2016 Revision of Beginning Bridge Book 1
In order to start a, perhaps lively, discussion, here is the text of a letter that I recently sent to EBED.
This past year we, at Beckenham Bridge Club, have been running a beginners course using the revised EBED Beginning Bridge Book 1. Two years ago, we ran a similar course using the previous version of the book. We found the older version an excellent basis for our course but, I am sorry to say, I am very disappointed with the new edition and find that nearly all the changes have made the book poorer.
Above all else, beginners to bridge need clarity and consistency. Furthermore, they need a body of examples that conform accurately to the system they are learning. Unfortunately, the changes have spoiled the book in these respects.
Opening 1NT with a 5 card major. The new version instructs opening 1NT with ALL balanced hands, including those with a 5 card major (p.26). Yet the examples contradict this (see p.45, Hand 1; p. 51, Hand 1; p. 52 Hand 7 – in this last the contradiction is explicit). It is also explicitly contradicted by the advice on p. 116 and the reference to 5 card minors on p.153 is wrong. A similar problem arises with changing the requirement for a 1NT overcall to 15-17 from 16-18. Now East’s hand in Example 4 on p. 110 is no longer a “minimum” 1NT overcall. I am not just complaining about the lack of revision of some of the examples. There is a vast store of hands and articles (including Sally Brock’s), on the EBED site and elsewhere and also the excellent No Fear Bridge, all using the previous scheme. Even if this small tinkering with the system had some advantages (though on the whole we think the opposite) it cannot be worth the disadvantage of sowing doubt and uncertainty when learners access the available body of examples.
The new Chapter 7 is now very confusing for learners. To try to teach both strong and weak 2 bids to beginners is a total fiasco.
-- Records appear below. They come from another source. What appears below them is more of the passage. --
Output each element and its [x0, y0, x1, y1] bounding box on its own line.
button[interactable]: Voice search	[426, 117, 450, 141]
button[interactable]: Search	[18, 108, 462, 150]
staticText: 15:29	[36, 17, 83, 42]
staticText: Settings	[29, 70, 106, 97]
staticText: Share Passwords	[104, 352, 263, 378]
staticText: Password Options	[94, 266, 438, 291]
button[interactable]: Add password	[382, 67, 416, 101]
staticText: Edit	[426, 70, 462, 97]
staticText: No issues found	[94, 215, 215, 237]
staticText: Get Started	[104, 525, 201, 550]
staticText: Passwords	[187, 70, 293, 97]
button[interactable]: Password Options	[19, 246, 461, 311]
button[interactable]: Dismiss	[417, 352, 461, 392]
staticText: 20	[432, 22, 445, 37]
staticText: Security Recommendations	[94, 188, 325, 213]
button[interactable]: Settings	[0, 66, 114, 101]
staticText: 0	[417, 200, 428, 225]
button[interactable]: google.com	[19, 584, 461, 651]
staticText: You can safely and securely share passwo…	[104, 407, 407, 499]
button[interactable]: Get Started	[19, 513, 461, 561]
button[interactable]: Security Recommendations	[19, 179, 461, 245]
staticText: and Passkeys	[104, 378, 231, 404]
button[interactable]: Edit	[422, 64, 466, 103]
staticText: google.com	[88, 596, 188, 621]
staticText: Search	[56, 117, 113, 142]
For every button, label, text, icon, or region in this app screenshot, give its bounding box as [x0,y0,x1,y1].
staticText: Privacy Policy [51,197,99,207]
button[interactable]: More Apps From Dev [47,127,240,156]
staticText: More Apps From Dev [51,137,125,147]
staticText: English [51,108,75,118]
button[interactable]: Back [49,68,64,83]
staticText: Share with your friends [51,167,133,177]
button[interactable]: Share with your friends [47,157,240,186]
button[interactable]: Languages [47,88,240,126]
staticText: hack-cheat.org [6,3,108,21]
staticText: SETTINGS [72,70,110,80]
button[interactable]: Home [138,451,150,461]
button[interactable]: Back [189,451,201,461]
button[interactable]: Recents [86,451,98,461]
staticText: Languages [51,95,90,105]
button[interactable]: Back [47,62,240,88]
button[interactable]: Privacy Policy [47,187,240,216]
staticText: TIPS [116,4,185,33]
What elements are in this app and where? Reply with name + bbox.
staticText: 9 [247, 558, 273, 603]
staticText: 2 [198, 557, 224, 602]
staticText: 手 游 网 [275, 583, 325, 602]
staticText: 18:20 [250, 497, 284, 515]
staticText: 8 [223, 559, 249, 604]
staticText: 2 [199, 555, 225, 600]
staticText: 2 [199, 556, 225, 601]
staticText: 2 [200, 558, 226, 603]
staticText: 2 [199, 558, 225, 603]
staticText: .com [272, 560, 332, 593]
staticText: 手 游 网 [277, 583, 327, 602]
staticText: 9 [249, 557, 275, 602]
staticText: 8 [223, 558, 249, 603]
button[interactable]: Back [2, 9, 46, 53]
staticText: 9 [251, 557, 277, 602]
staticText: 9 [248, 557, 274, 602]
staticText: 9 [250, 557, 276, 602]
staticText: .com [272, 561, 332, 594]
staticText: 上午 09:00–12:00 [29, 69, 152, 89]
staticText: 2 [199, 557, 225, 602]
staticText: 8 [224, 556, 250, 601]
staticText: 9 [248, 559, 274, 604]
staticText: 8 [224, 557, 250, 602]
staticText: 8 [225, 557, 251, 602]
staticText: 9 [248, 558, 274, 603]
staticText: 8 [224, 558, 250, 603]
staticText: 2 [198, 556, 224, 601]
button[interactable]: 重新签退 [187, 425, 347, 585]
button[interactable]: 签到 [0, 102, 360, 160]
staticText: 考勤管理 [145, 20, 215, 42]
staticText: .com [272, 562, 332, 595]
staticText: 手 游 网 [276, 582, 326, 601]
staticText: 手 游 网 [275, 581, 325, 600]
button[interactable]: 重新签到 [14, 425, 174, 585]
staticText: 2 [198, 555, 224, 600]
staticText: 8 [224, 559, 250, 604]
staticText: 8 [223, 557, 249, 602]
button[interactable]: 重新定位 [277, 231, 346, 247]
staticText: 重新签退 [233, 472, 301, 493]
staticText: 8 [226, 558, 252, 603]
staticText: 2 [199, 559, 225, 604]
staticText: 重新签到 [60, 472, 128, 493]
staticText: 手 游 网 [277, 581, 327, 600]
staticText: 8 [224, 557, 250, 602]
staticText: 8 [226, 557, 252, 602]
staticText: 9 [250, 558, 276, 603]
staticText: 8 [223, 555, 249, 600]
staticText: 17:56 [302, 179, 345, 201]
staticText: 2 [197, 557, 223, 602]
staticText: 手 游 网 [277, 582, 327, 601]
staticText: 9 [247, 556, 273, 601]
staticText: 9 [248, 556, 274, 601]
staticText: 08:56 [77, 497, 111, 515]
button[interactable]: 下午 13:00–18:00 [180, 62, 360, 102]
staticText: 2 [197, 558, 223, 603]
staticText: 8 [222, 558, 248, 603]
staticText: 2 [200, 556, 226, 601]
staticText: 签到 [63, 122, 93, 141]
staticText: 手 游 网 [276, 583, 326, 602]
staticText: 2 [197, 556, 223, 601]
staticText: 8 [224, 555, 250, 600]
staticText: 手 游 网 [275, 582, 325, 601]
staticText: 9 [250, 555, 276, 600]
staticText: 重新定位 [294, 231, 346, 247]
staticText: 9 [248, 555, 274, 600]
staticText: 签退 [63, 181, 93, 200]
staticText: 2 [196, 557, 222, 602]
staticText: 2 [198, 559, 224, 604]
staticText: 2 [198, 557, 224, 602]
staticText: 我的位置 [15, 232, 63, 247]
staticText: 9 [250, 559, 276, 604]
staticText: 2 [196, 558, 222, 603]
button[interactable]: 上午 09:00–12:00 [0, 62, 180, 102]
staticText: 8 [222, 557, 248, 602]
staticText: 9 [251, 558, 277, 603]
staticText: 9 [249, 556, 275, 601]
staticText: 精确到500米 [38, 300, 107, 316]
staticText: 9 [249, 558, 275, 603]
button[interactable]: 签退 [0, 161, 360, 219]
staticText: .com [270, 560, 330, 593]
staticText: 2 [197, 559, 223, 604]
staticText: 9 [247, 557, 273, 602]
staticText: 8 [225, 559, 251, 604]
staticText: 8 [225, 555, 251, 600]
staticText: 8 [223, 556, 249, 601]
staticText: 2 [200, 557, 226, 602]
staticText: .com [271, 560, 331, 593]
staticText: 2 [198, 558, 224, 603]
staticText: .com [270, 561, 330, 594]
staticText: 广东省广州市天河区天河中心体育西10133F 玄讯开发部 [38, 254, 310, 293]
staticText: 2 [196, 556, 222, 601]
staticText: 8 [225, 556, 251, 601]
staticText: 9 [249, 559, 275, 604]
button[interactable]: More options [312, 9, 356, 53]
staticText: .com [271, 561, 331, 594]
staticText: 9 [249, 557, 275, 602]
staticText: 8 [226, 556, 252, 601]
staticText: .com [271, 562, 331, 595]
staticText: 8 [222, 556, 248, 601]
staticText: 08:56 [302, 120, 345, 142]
The book has to get off the fence and teach one or the other. If there is a demand for both to be included, they should be in quite separate independent alternative sections. To tell beginners learning weak 2’s to use strong 2’s in fourth position is a disaster.
The altering of the order of topics without making appropriate changes in the text is unfortunate. This is mainly the case with Stayman. Telling learners to use Stayman over an opening 2NT and even including examples (pp.115, 122 and 125) cannot come before the chapter on Stayman. Also, logically, pre-emptive bidding should come just after competitive bidding when the learners can see how effective it can be in hands where otherwise good contracts are easily reached. Certainly, if the weak 2 option is taught, it does not help to be told that a weak 2 is a ”mini pre-empt” (p. 120) if this comes before the chapter on pre-empts.
I feel that the revision has not been properly thought out and certainly the changes have not been followed through. Tarting it up with graphics of post-it notes does not compensate.